Le tribunal de commerce de Reims, par un jugement du 9 décembre 2025, a désigné un administrateur judiciaire dans le cadre d’une procédure de redressement judiciaire ouverte le 25 février 2025. Une période d’observation avait été renouvelée jusqu’au 25 février 2026, mais l’impossibilité de présenter un plan de continuation a conduit à cette décision. La question de droit portait sur la nécessité de nommer un administrateur pour assister la débitrice et lancer un appel d’offres. Le tribunal a fait droit à cette demande, suivant l’avis du ministère public et du mandataire judiciaire.

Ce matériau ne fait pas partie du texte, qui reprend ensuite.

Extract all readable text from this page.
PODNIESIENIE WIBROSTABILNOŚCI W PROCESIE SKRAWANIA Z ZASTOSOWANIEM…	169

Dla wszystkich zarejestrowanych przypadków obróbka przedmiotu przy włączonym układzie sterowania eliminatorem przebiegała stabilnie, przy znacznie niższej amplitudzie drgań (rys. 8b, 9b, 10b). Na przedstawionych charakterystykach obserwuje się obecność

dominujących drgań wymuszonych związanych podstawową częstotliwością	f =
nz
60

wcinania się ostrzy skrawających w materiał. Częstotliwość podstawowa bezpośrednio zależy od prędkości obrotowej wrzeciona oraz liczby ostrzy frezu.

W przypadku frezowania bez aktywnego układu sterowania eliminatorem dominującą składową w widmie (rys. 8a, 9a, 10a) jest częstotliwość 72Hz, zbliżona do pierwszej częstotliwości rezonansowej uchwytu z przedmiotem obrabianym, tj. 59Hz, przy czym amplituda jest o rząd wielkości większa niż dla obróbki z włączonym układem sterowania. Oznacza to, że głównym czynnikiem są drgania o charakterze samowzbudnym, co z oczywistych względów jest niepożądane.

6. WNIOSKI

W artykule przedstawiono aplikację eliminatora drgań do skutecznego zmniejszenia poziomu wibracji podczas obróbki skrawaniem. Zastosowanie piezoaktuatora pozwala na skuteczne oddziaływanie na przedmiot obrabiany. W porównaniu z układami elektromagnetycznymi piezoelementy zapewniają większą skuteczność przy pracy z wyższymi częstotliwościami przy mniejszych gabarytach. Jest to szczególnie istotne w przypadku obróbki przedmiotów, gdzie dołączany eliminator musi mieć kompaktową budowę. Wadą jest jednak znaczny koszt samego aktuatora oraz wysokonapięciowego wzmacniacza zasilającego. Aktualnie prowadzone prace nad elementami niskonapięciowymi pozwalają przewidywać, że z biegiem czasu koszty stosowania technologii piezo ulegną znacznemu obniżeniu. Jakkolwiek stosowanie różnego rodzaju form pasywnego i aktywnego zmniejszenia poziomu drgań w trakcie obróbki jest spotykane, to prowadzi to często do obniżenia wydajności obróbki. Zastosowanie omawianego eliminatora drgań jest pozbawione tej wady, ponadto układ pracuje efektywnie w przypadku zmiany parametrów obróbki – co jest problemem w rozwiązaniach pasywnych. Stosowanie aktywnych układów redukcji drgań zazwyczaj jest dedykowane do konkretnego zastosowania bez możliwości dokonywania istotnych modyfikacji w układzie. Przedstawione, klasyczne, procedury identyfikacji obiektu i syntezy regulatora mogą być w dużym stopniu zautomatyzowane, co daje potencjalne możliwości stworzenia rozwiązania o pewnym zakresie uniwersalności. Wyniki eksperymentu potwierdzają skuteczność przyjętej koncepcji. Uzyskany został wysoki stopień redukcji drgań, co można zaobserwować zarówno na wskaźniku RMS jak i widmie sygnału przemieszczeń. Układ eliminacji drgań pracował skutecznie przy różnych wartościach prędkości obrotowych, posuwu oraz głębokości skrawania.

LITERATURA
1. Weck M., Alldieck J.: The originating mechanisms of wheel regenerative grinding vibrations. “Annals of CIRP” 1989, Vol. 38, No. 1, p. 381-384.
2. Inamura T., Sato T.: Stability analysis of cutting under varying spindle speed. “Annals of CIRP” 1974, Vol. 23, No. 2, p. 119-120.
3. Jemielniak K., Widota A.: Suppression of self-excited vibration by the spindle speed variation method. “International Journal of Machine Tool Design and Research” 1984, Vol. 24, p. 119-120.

La désignation de l’administrateur judiciaire pour assister la débitrice et lancer un appel d’offres.
Le tribunal a fondé sa décision sur l’article L.631-12 du code de commerce, qui permet la nomination d’un administrateur en cours de période d’observation. Il a estimé que la situation de la société justifiait une mesure d’assistance renforcée, en raison de l’absence de perspective de plan de continuation. La mission confiée à l’administrateur inclut explicitement le lancement d’un appel d’offres, ce qui vise à rechercher un repreneur viable pour l’entreprise.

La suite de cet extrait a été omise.